我有表1和表2,其中包含name和date个变量。
我想删除表1中的观察结果,并在表2中使用相同的name和date。此外,对于表1和表1之间的相同name和date 2,我想删除表1中的下一个日期。
表1:
* Example generated by -dataex-. To install: ssc install dataex
clear
input str4 name long date
"A" 17659
"A" 17724
"A" 17900
"A" 17901
"A" 18086
"A" 18102
"A" 18239
"B" 17659
"B" 17662
"B" 17669
"B" 17676
"B" 17684
"B" 17701
"B" 18026
"C" 18177
"C" 18187
"C" 18195
"C" 18219
"C" 18235
"C" 18250
"C" 18391
"C" 18391
"C" 18392
end
format %d date
表2:
* Example generated by -dataex-. To install: ssc install dataex
clear
input str4 name long date
"A" 17724
"A" 17900
"A" 18102
"B" 17659
"B" 17669
"B" 17701
"B" 18087
"C" 18187
"C" 18235
"C" 18250
end
format %d date
预期结果如下:
+------+-----------+
| name | date |
+------+-----------+
| A | 7-May-08 |
| A | 8-Jul-09 |
| B | 1-Jun-08 |
| C | 7-Oct-09 |
| C | 18-Nov-09 |
| C | 10-May-10 |
+------+-----------+
我该怎么做?
答案 0 :(得分:0)
我不认为我得到这个,因为我无法重现你的结果。

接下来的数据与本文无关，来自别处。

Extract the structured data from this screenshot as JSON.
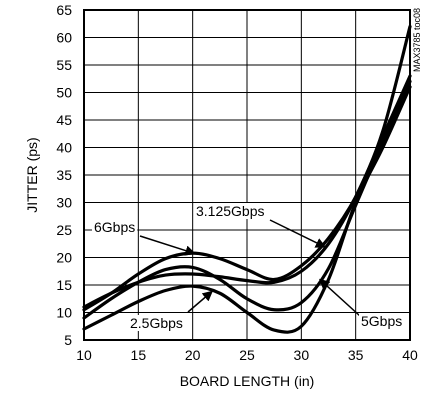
{
  "chart_data": {
    "type": "line",
    "title": "",
    "xlabel": "BOARD LENGTH (in)",
    "ylabel": "JITTER (ps)",
    "xlim": [
      10,
      40
    ],
    "ylim": [
      5,
      65
    ],
    "xticks": [
      10,
      15,
      20,
      25,
      30,
      35,
      40
    ],
    "yticks": [
      5,
      10,
      15,
      20,
      25,
      30,
      35,
      40,
      45,
      50,
      55,
      60,
      65
    ],
    "grid": true,
    "watermark": "MAX3785 toc08",
    "series": [
      {
        "name": "6Gbps",
        "x": [
          10,
          12.5,
          15,
          17.5,
          20,
          22.5,
          25,
          27.5,
          30,
          32.5,
          35,
          37.5,
          40
        ],
        "y": [
          10.5,
          13.5,
          17,
          19.8,
          20.8,
          19.8,
          17.8,
          16,
          18.5,
          23.5,
          31,
          42,
          53
        ]
      },
      {
        "name": "3.125Gbps",
        "x": [
          10,
          12.5,
          15,
          17.5,
          20,
          22.5,
          25,
          27.5,
          30,
          32.5,
          35,
          37.5,
          40
        ],
        "y": [
          11,
          13.5,
          15.5,
          16.8,
          17,
          16.5,
          15.8,
          15.5,
          17.5,
          22.5,
          31,
          43,
          62
        ]
      },
      {
        "name": "5Gbps",
        "x": [
          10,
          12.5,
          15,
          17.5,
          20,
          22.5,
          25,
          27.5,
          30,
          32.5,
          35,
          37.5,
          40
        ],
        "y": [
          9,
          12.5,
          15.5,
          17.8,
          18.2,
          16,
          12.5,
          10.5,
          11.8,
          18,
          29.5,
          41,
          52
        ]
      },
      {
        "name": "2.5Gbps",
        "x": [
          10,
          12.5,
          15,
          17.5,
          20,
          22.5,
          25,
          27.5,
          30,
          32.5,
          35,
          37.5,
          40
        ],
        "y": [
          7,
          9.5,
          12,
          14,
          14.8,
          13.5,
          10,
          6.8,
          7.5,
          16,
          30,
          40,
          51
        ]
      }
    ],
    "annotations": [
      {
        "label": "6Gbps",
        "series": "6Gbps"
      },
      {
        "label": "3.125Gbps",
        "series": "3.125Gbps"
      },
      {
        "label": "5Gbps",
        "series": "5Gbps"
      },
      {
        "label": "2.5Gbps",
        "series": "2.5Gbps"
      }
    ]
  }
}
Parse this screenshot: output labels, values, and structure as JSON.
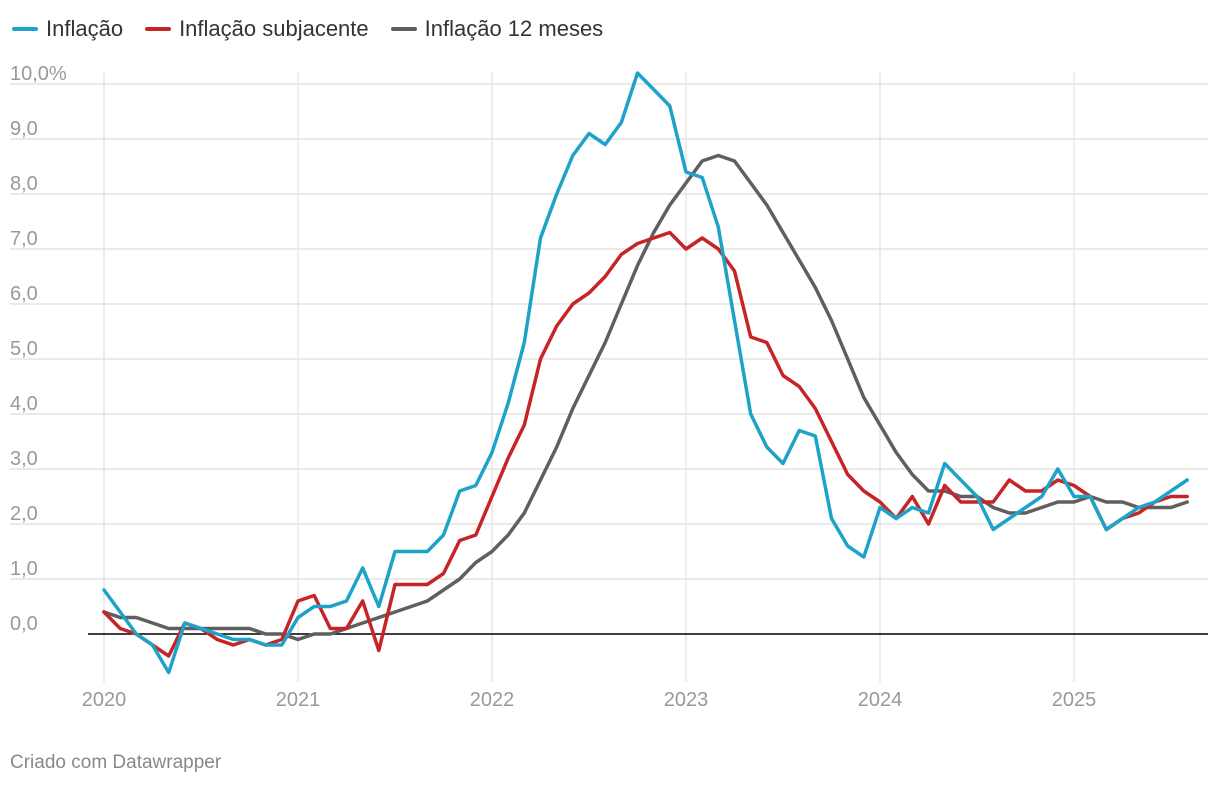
{
  "chart_data": {
    "type": "line",
    "title": "",
    "xlabel": "",
    "ylabel": "",
    "x_start": "2020-01",
    "x_tick_labels": [
      "2020",
      "2021",
      "2022",
      "2023",
      "2024",
      "2025"
    ],
    "y_tick_labels": [
      "-",
      "0,0",
      "1,0",
      "2,0",
      "3,0",
      "4,0",
      "5,0",
      "6,0",
      "7,0",
      "8,0",
      "9,0",
      "10,0%"
    ],
    "y_ticks": [
      0,
      1,
      2,
      3,
      4,
      5,
      6,
      7,
      8,
      9,
      10
    ],
    "ylim": [
      -0.7,
      10.3
    ],
    "legend_position": "top-left",
    "series": [
      {
        "name": "Inflação",
        "color": "#1ea3c8",
        "values": [
          0.8,
          0.4,
          0.0,
          -0.2,
          -0.7,
          0.2,
          0.1,
          0.0,
          -0.1,
          -0.1,
          -0.2,
          -0.2,
          0.3,
          0.5,
          0.5,
          0.6,
          1.2,
          0.5,
          1.5,
          1.5,
          1.5,
          1.8,
          2.6,
          2.7,
          3.3,
          4.2,
          5.3,
          7.2,
          8.0,
          8.7,
          9.1,
          8.9,
          9.3,
          10.2,
          9.9,
          9.6,
          8.4,
          8.3,
          7.4,
          5.7,
          4.0,
          3.4,
          3.1,
          3.7,
          3.6,
          2.1,
          1.6,
          1.4,
          2.3,
          2.1,
          2.3,
          2.2,
          3.1,
          2.8,
          2.5,
          1.9,
          2.1,
          2.3,
          2.5,
          3.0,
          2.5,
          2.5,
          1.9,
          2.1,
          2.3,
          2.4,
          2.6,
          2.8
        ]
      },
      {
        "name": "Inflação subjacente",
        "color": "#c72428",
        "values": [
          0.4,
          0.1,
          0.0,
          -0.2,
          -0.4,
          0.2,
          0.1,
          -0.1,
          -0.2,
          -0.1,
          -0.2,
          -0.1,
          0.6,
          0.7,
          0.1,
          0.1,
          0.6,
          -0.3,
          0.9,
          0.9,
          0.9,
          1.1,
          1.7,
          1.8,
          2.5,
          3.2,
          3.8,
          5.0,
          5.6,
          6.0,
          6.2,
          6.5,
          6.9,
          7.1,
          7.2,
          7.3,
          7.0,
          7.2,
          7.0,
          6.6,
          5.4,
          5.3,
          4.7,
          4.5,
          4.1,
          3.5,
          2.9,
          2.6,
          2.4,
          2.1,
          2.5,
          2.0,
          2.7,
          2.4,
          2.4,
          2.4,
          2.8,
          2.6,
          2.6,
          2.8,
          2.7,
          2.5,
          1.9,
          2.1,
          2.2,
          2.4,
          2.5,
          2.5
        ]
      },
      {
        "name": "Inflação 12 meses",
        "color": "#5f5f5f",
        "values": [
          0.4,
          0.3,
          0.3,
          0.2,
          0.1,
          0.1,
          0.1,
          0.1,
          0.1,
          0.1,
          0.0,
          0.0,
          -0.1,
          0.0,
          0.0,
          0.1,
          0.2,
          0.3,
          0.4,
          0.5,
          0.6,
          0.8,
          1.0,
          1.3,
          1.5,
          1.8,
          2.2,
          2.8,
          3.4,
          4.1,
          4.7,
          5.3,
          6.0,
          6.7,
          7.3,
          7.8,
          8.2,
          8.6,
          8.7,
          8.6,
          8.2,
          7.8,
          7.3,
          6.8,
          6.3,
          5.7,
          5.0,
          4.3,
          3.8,
          3.3,
          2.9,
          2.6,
          2.6,
          2.5,
          2.5,
          2.3,
          2.2,
          2.2,
          2.3,
          2.4,
          2.4,
          2.5,
          2.4,
          2.4,
          2.3,
          2.3,
          2.3,
          2.4
        ]
      }
    ]
  },
  "credit": "Criado com Datawrapper"
}
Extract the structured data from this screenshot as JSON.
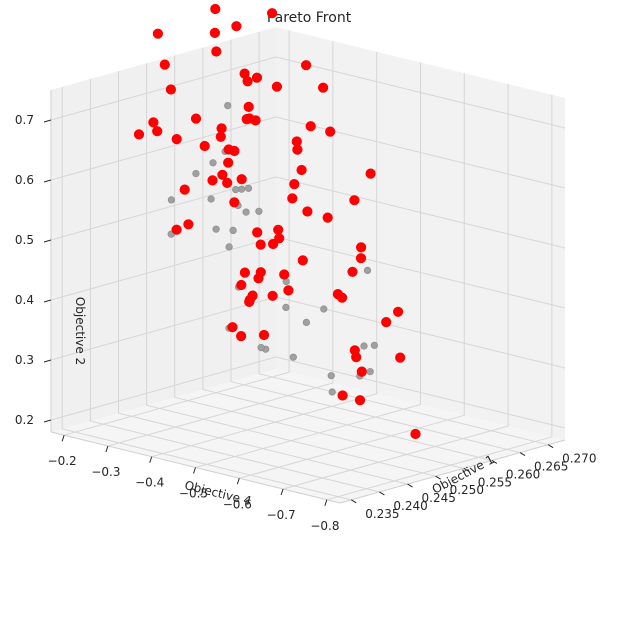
{
  "chart_data": {
    "type": "scatter",
    "projection": "3d",
    "title": "Pareto Front",
    "axes": {
      "x": {
        "label": "Objective 1",
        "range": [
          0.233,
          0.273
        ],
        "ticks": [
          "0.235",
          "0.240",
          "0.245",
          "0.250",
          "0.255",
          "0.260",
          "0.265",
          "0.270"
        ],
        "tick_values": [
          0.235,
          0.24,
          0.245,
          0.25,
          0.255,
          0.26,
          0.265,
          0.27
        ]
      },
      "y": {
        "label": "Objective 4",
        "range": [
          -0.83,
          -0.17
        ],
        "ticks": [
          "−0.8",
          "−0.7",
          "−0.6",
          "−0.5",
          "−0.4",
          "−0.3",
          "−0.2"
        ],
        "tick_values": [
          -0.8,
          -0.7,
          -0.6,
          -0.5,
          -0.4,
          -0.3,
          -0.2
        ]
      },
      "z": {
        "label": "Objective 2",
        "range": [
          0.18,
          0.75
        ],
        "ticks": [
          "0.2",
          "0.3",
          "0.4",
          "0.5",
          "0.6",
          "0.7"
        ],
        "tick_values": [
          0.2,
          0.3,
          0.4,
          0.5,
          0.6,
          0.7
        ]
      }
    },
    "grid": true,
    "colors": {
      "pareto": "#ff0000",
      "dominated": "#a0a0a0",
      "pane": "#f2f2f2",
      "grid": "#d6d6d6",
      "text": "#262626"
    },
    "series": [
      {
        "name": "",
        "color": "#a0a0a0",
        "points": [
          [
            0.249,
            -0.703,
            0.378
          ],
          [
            0.247,
            -0.713,
            0.51
          ],
          [
            0.259,
            -0.565,
            0.283
          ],
          [
            0.252,
            -0.549,
            0.403
          ],
          [
            0.264,
            -0.477,
            0.247
          ],
          [
            0.264,
            -0.414,
            0.209
          ],
          [
            0.267,
            -0.448,
            0.284
          ],
          [
            0.257,
            -0.445,
            0.349
          ],
          [
            0.266,
            -0.386,
            0.226
          ],
          [
            0.263,
            -0.338,
            0.256
          ],
          [
            0.258,
            -0.386,
            0.404
          ],
          [
            0.262,
            -0.334,
            0.341
          ],
          [
            0.248,
            -0.452,
            0.559
          ],
          [
            0.246,
            -0.43,
            0.57
          ],
          [
            0.245,
            -0.467,
            0.608
          ],
          [
            0.263,
            -0.275,
            0.258
          ],
          [
            0.257,
            -0.29,
            0.38
          ],
          [
            0.254,
            -0.307,
            0.458
          ],
          [
            0.254,
            -0.316,
            0.487
          ],
          [
            0.251,
            -0.374,
            0.574
          ],
          [
            0.252,
            -0.303,
            0.492
          ],
          [
            0.243,
            -0.445,
            0.747
          ],
          [
            0.247,
            -0.388,
            0.65
          ],
          [
            0.253,
            -0.335,
            0.561
          ],
          [
            0.255,
            -0.333,
            0.518
          ],
          [
            0.246,
            -0.373,
            0.631
          ],
          [
            0.246,
            -0.334,
            0.606
          ],
          [
            0.266,
            -0.226,
            0.244
          ],
          [
            0.249,
            -0.33,
            0.555
          ],
          [
            0.262,
            -0.204,
            0.283
          ],
          [
            0.249,
            -0.239,
            0.48
          ],
          [
            0.246,
            -0.278,
            0.552
          ]
        ]
      },
      {
        "name": "",
        "color": "#ff0000",
        "points": [
          [
            0.263,
            -0.617,
            0.178
          ],
          [
            0.254,
            -0.693,
            0.419
          ],
          [
            0.24,
            -0.81,
            0.707
          ],
          [
            0.24,
            -0.773,
            0.656
          ],
          [
            0.262,
            -0.595,
            0.304
          ],
          [
            0.256,
            -0.64,
            0.387
          ],
          [
            0.253,
            -0.621,
            0.498
          ],
          [
            0.261,
            -0.52,
            0.27
          ],
          [
            0.252,
            -0.634,
            0.521
          ],
          [
            0.257,
            -0.517,
            0.409
          ],
          [
            0.255,
            -0.576,
            0.462
          ],
          [
            0.26,
            -0.488,
            0.39
          ],
          [
            0.248,
            -0.615,
            0.721
          ],
          [
            0.243,
            -0.663,
            0.816
          ],
          [
            0.272,
            -0.335,
            0.168
          ],
          [
            0.246,
            -0.596,
            0.732
          ],
          [
            0.268,
            -0.426,
            0.187
          ],
          [
            0.267,
            -0.427,
            0.273
          ],
          [
            0.266,
            -0.443,
            0.267
          ],
          [
            0.253,
            -0.545,
            0.552
          ],
          [
            0.255,
            -0.473,
            0.544
          ],
          [
            0.249,
            -0.52,
            0.614
          ],
          [
            0.259,
            -0.411,
            0.441
          ],
          [
            0.25,
            -0.513,
            0.681
          ],
          [
            0.236,
            -0.714,
            0.881
          ],
          [
            0.258,
            -0.391,
            0.39
          ],
          [
            0.258,
            -0.37,
            0.473
          ],
          [
            0.24,
            -0.585,
            0.934
          ],
          [
            0.255,
            -0.45,
            0.643
          ],
          [
            0.258,
            -0.4,
            0.545
          ],
          [
            0.245,
            -0.483,
            0.724
          ],
          [
            0.247,
            -0.506,
            0.779
          ],
          [
            0.262,
            -0.33,
            0.395
          ],
          [
            0.26,
            -0.342,
            0.477
          ],
          [
            0.257,
            -0.434,
            0.601
          ],
          [
            0.257,
            -0.369,
            0.466
          ],
          [
            0.249,
            -0.383,
            0.559
          ],
          [
            0.26,
            -0.297,
            0.388
          ],
          [
            0.258,
            -0.328,
            0.409
          ],
          [
            0.259,
            -0.315,
            0.45
          ],
          [
            0.256,
            -0.31,
            0.566
          ],
          [
            0.246,
            -0.452,
            0.781
          ],
          [
            0.263,
            -0.271,
            0.281
          ],
          [
            0.248,
            -0.367,
            0.682
          ],
          [
            0.26,
            -0.294,
            0.464
          ],
          [
            0.249,
            -0.416,
            0.724
          ],
          [
            0.253,
            -0.36,
            0.683
          ],
          [
            0.243,
            -0.465,
            0.883
          ],
          [
            0.249,
            -0.356,
            0.6
          ],
          [
            0.26,
            -0.266,
            0.392
          ],
          [
            0.251,
            -0.392,
            0.695
          ],
          [
            0.25,
            -0.422,
            0.771
          ],
          [
            0.265,
            -0.265,
            0.34
          ],
          [
            0.244,
            -0.404,
            0.898
          ],
          [
            0.263,
            -0.245,
            0.342
          ],
          [
            0.252,
            -0.368,
            0.763
          ],
          [
            0.254,
            -0.269,
            0.562
          ],
          [
            0.254,
            -0.319,
            0.62
          ],
          [
            0.261,
            -0.245,
            0.365
          ],
          [
            0.264,
            -0.226,
            0.329
          ],
          [
            0.253,
            -0.319,
            0.625
          ],
          [
            0.254,
            -0.288,
            0.638
          ],
          [
            0.261,
            -0.263,
            0.34
          ],
          [
            0.249,
            -0.342,
            0.803
          ],
          [
            0.262,
            -0.212,
            0.286
          ],
          [
            0.244,
            -0.403,
            0.858
          ],
          [
            0.252,
            -0.257,
            0.668
          ],
          [
            0.252,
            -0.277,
            0.626
          ],
          [
            0.247,
            -0.25,
            0.77
          ],
          [
            0.255,
            -0.292,
            0.593
          ],
          [
            0.257,
            -0.264,
            0.549
          ],
          [
            0.265,
            -0.193,
            0.26
          ],
          [
            0.252,
            -0.213,
            0.626
          ],
          [
            0.254,
            -0.214,
            0.479
          ],
          [
            0.239,
            -0.337,
            0.858
          ],
          [
            0.247,
            -0.264,
            0.731
          ],
          [
            0.253,
            -0.2,
            0.47
          ],
          [
            0.249,
            -0.207,
            0.646
          ],
          [
            0.246,
            -0.204,
            0.648
          ],
          [
            0.247,
            -0.224,
            0.669
          ],
          [
            0.251,
            -0.244,
            0.55
          ]
        ]
      }
    ]
  }
}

然而,这里的技术可能会有所帮助。
$arr = array("ZN1874" => "(12 > 5)", "ZN101" => "(20 > 5)");
$arr1 = Array ("ZN1874" => "(12 > 3)", "ZN101" => "(20 > 3)");
$newArr = array();
foreach($arr1 as $key=>$val){
if(array_key_exists($key,$arr)){
$newArr[$key] = $arr[$key]." and ".$val;
}
else {
$newArr[$key] = $arr[$key]." and ".$val;
}
}
print_r($newArr); //Output Array ( [ZN1874] => (12 > 5) and (12 > 3) [ZN101] => (20 > 5) and (20 > 3) )
clear
input str4 name long date
"A" 17659
"A" 17724
"A" 17900
"A" 17901
"A" 18086
"A" 18102
"A" 18239
"B" 17659
"B" 17662
"B" 17669
"B" 17676
"B" 17684
"B" 17701
"B" 18026
"C" 18177
"C" 18187
"C" 18195
"C" 18219
"C" 18235
"C" 18250
"C" 18391
"C" 18391
"C" 18392
end
format %d date
gen table = 1
save table1 , replace
clear
input str4 name long date
"A" 17724
"A" 17900
"A" 18102
"B" 17659
"B" 17669
"B" 17701
"B" 18087
"C" 18187
"C" 18235
"C" 18250
end
format %d date
gen table = 2
append using table1
bysort name date (table) : gen todrop = table == 1 & table[1] != table[_N]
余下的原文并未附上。